# large male rotkeil sev no color



## bluejack23 (Jan 23, 2012)

got this guy a little over a year ago with 3 others (2m,2f) and kept the best looking most coolrful one but hes still rather drab. hes currently in a 75 gallon with a red spot sev about the same size, and ebjd about the same size, a bit smaller firemouth, and a silver shark.


----------



## bluejack23 (Jan 23, 2012)

oh and hes about 8 inches. but *** seen 4 inch ones with more color. i hope hes just an ugly fish and im not doing anything wrong. haha


----------



## BillD (May 17, 2005)

That doesn't look like a Rotkeil, which explains the lack of colour. Looks more like a green or turquoise.


----------



## Koteckn (May 16, 2012)

BlueJack,

That looks just like my greeb sev, just twice the size. Let me know what you think.










- H


----------



## Mr.Dempsey (Jan 4, 2012)

+1 that its a green severum, looks just like the female i have minus the worming pattern on the face.


----------



## bluejack23 (Jan 23, 2012)

well id say it looks a bit different from my green sev. and it was ordered online so im not sure.


----------



## bluejack23 (Jan 23, 2012)

i was also wondering what substrate you all are keeping your severums with?


----------



## Koteckn (May 16, 2012)

A chain stores multi purpose sand, sifted with a tiny holed strainer to get rid of the sand and keep all the pebbles (1mm to about 10mm is the pebbles sizes). heres a pic from another one of my threads of what it looks like, heres a good gravel shot:










Let me know if you need any other pics/opinions.

- H


----------



## bluejack23 (Jan 23, 2012)

well i was thinking since my fish was ordered from a reputable online dealer (as far as i know), that it is indeed a rotkeil but maybe just a poorly colored one? he has red on his head but its like a dark red so i was thinking over some white/light brown sand he may color up a bit. That gravel looks nice, i have a red flourite substrate right now.


----------



## BillD (May 17, 2005)

What looks wrong to me is the dots.this is one of mine







This fish never had dots, nor do any of the others I have.
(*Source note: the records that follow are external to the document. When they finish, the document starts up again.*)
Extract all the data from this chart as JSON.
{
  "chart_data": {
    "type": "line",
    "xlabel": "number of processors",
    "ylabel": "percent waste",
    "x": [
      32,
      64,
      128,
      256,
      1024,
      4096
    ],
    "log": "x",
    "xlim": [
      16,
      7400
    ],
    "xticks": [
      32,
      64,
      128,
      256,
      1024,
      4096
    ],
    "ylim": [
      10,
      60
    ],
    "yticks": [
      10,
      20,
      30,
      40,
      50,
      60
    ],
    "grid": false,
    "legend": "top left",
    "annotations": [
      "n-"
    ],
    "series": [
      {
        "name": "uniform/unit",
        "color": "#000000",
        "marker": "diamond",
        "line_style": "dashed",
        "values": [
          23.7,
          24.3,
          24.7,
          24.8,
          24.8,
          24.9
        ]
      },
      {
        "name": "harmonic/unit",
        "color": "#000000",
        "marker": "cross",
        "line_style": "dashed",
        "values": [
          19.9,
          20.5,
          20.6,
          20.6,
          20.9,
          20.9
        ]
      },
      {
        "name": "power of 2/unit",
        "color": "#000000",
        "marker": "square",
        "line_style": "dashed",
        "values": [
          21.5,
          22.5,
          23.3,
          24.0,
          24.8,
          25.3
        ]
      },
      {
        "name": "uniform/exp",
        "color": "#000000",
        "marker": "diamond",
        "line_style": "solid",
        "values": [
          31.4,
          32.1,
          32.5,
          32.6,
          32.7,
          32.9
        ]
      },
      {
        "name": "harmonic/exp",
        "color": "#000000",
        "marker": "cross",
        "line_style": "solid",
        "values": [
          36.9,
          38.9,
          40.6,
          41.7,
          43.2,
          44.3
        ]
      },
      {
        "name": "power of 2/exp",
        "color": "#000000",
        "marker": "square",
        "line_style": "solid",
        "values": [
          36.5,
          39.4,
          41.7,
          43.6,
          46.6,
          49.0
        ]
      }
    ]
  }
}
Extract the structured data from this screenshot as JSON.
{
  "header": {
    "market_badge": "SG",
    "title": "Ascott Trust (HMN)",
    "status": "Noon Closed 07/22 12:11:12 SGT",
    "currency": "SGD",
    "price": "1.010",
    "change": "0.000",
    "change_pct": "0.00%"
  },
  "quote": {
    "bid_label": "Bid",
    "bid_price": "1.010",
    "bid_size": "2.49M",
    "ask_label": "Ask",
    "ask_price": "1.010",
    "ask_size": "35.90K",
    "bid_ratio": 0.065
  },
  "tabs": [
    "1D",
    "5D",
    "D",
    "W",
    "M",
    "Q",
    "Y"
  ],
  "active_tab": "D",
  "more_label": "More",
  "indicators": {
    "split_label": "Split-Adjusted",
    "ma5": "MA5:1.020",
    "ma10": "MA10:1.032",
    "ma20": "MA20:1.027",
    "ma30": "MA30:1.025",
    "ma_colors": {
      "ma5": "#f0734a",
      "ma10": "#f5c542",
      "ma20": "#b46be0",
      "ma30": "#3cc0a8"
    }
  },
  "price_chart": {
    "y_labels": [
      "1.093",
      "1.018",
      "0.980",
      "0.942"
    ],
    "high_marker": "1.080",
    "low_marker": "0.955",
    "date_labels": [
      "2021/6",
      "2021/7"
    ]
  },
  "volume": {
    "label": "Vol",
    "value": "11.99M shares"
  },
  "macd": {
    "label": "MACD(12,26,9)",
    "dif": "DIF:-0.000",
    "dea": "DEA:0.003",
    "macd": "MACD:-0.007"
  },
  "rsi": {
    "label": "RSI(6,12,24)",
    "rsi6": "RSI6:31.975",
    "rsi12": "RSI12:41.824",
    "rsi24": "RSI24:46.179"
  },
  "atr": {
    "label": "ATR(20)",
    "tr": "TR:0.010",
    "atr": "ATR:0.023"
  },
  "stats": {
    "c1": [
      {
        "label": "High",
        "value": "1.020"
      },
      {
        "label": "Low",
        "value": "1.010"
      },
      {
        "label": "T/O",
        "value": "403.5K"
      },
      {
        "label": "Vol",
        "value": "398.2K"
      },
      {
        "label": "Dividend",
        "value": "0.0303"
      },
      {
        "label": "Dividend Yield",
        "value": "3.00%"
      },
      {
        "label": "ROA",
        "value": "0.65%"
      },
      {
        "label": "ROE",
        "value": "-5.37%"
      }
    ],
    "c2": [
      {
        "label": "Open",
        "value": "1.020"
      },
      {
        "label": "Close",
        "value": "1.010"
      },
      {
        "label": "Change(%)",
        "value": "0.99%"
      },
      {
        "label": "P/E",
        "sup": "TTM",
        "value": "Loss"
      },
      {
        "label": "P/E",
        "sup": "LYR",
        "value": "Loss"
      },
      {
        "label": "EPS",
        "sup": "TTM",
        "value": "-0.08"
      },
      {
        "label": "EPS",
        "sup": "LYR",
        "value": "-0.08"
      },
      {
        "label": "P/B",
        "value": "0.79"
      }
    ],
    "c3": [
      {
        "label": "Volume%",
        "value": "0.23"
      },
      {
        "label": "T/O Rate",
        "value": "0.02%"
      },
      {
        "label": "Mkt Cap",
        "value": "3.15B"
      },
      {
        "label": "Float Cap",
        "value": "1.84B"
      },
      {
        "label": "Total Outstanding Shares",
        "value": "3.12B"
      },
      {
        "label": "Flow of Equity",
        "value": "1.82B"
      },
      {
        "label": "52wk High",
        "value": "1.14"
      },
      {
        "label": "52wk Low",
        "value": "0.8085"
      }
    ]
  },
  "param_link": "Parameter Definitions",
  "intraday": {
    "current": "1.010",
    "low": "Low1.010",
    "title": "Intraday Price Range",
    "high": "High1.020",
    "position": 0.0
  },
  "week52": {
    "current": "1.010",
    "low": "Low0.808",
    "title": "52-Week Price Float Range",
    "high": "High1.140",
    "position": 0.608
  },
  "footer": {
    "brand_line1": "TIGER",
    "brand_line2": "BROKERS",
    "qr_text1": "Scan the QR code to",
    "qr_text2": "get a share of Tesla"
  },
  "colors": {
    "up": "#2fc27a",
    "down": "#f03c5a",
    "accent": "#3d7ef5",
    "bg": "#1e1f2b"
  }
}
is a better pic. Occasionally it will be striped but never dotted.


----------



## bluejack23 (Jan 23, 2012)

thats a nice looking fish but as i understand it, the dots/worming pattern means hes a male, as females lack this trait.


----------



## Mr.Dempsey (Jan 4, 2012)

Well here's my female green I keep her in with light colored sand


----------



## bluejack23 (Jan 23, 2012)

the pattern looks similar but mine has redish maroon dots/worming and bright red eyes, not orange like my green sev.


----------



## jeaninel (Nov 1, 2009)

Looks like a Green Sev to me too.

Here's a pic of my Rotkeil.


----------



## rmcder (Jul 9, 2005)

I also bought a (presumed) rotkeil from a reputable dealer (whose name everyone would recognize) a few years ago and got the same thing after it grew out - no red shoulders. Whether a green somehow got in the tank, or there's some kind of recessive combination that results in no red, I don't know, but you're not alone.


----------